Lot Essay
The Temptation of Saint Anthony was one of David Teniers the Younger’s favourite subjects and he revisited it throughout his career. In fact, among his religious paintings, The Temptation of Saint Anthony constitutes the largest homogenous group of works, with examples dating from 1635 to the mid-1660s. Initially recorded by Athanasius of Alexandria, the saint’s legend was popularised across Europe through various vernacular translations of his Vita Antonii and Jacobus de Voragine’s Golden Legend.

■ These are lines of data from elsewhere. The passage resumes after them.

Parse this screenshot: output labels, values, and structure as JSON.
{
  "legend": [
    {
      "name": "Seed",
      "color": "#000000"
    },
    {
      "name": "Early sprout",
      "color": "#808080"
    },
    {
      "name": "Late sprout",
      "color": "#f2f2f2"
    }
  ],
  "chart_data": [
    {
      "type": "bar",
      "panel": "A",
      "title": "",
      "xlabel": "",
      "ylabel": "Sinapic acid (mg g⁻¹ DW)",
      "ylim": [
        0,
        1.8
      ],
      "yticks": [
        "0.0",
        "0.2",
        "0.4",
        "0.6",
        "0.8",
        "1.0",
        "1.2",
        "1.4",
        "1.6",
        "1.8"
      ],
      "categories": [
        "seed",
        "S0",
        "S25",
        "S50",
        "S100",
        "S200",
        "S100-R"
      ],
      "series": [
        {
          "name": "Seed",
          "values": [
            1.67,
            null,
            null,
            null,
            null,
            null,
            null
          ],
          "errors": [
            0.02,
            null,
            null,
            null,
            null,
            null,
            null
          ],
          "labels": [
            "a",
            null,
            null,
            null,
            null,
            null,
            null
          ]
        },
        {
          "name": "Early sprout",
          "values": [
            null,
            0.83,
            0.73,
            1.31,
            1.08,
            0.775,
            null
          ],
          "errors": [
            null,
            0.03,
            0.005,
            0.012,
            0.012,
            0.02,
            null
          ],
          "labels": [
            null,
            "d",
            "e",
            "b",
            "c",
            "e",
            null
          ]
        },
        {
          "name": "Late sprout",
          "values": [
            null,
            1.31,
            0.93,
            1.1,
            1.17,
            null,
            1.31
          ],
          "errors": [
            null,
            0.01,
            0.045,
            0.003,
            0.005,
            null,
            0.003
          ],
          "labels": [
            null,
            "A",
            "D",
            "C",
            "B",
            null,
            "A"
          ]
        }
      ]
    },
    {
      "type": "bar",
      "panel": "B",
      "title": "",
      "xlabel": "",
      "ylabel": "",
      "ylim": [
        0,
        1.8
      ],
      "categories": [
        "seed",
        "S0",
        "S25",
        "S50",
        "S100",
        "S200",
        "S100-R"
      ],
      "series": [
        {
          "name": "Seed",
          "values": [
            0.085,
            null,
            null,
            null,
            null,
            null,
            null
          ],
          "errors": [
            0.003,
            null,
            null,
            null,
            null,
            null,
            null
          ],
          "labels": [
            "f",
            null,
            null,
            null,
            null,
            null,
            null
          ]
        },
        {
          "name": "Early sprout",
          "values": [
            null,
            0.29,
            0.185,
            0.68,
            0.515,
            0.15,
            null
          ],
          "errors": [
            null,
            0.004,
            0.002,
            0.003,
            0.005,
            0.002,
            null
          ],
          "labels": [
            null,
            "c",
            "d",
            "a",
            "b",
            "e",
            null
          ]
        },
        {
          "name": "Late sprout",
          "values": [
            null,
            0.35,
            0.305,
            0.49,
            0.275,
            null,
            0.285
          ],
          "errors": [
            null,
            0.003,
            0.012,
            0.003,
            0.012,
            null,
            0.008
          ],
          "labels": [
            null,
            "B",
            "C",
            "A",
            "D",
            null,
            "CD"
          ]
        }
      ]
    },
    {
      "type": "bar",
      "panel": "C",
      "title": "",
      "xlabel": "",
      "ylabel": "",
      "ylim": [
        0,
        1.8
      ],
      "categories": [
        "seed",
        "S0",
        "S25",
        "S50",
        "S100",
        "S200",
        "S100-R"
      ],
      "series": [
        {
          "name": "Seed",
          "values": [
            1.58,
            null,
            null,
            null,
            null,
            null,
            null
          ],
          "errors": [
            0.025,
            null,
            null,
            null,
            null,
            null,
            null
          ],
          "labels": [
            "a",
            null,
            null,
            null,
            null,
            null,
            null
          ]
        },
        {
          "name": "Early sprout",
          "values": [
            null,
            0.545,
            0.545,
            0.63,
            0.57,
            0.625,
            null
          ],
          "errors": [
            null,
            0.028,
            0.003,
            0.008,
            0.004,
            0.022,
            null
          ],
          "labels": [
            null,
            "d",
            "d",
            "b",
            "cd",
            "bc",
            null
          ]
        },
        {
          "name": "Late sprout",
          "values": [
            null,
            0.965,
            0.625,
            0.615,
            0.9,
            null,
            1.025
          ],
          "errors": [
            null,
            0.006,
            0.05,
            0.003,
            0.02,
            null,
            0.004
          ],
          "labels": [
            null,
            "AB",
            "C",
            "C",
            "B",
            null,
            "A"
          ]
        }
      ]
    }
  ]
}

In Teniers’ composition, Saint Anthony is seated in his cave before an opening, a devotional book in his hand. He looks at a skull beside him, representing his contemplation of death and his repentance, and a brown terracotta water jug, symbolic of the saint’s ascetic, eremitic lifestyle. He wears a dark blue habit, with a prominent ‘tau’ cross on the shoulder, the emblem adopted by the Order of Saint Anthony on their founding in 1095. A throng of unnatural creatures and demons invades the hermit’s cave: ‘in form of divers beasts wild and savage, of whom that one howled, another siffled, and another cried, and another brayed and assailed Saint Anthony, that one with the horns, the others with their teeth, and the others with their paws and ongles, and disturned, and all to-rent his body’ (J. de Voragine, The Golden Legend: Lives of the Saints, ed. G.V. O’Neill, Cambridge, 1914, pp. 84-5). A number of the infernal creatures in this work recur in other versions of the scene by Teniers, generally taking the form of anthropomorphic animals, fish and reptiles. Teniers’ invention of these demonic types owes a clear debt to the work of Hieronymus Bosch, whose depictions of wild multitudes of demons laid the foundations for the treatment of these subjects for subsequent generations of artists, such as Pieter Bruegel the Elder and his son Jan Brueghel the Elder. In this work, the figure with a skeletal head seated in the bottom right of the panel, holding a small trumpet and wearing a hooded habit like that of Saint Anthony, relates to the figure of a musician with the head of a horse’s skull, which frequently features in Bosch’s work. Likewise, the fish-like creatures hovering in the air find their prototypes in Bosch’s paintings.
The number of times Teniers returned to the subject also indicates how popular it was among his patrons, both as a moralising subject and as an opportunity of presenting the curious and the unknown, akin, perhaps, with the fashion for Wunderkammer, or 'cabinet of curiosities', which had become increasingly popular among wealthy collectors with a fascination for rare, beautiful and exotic objects.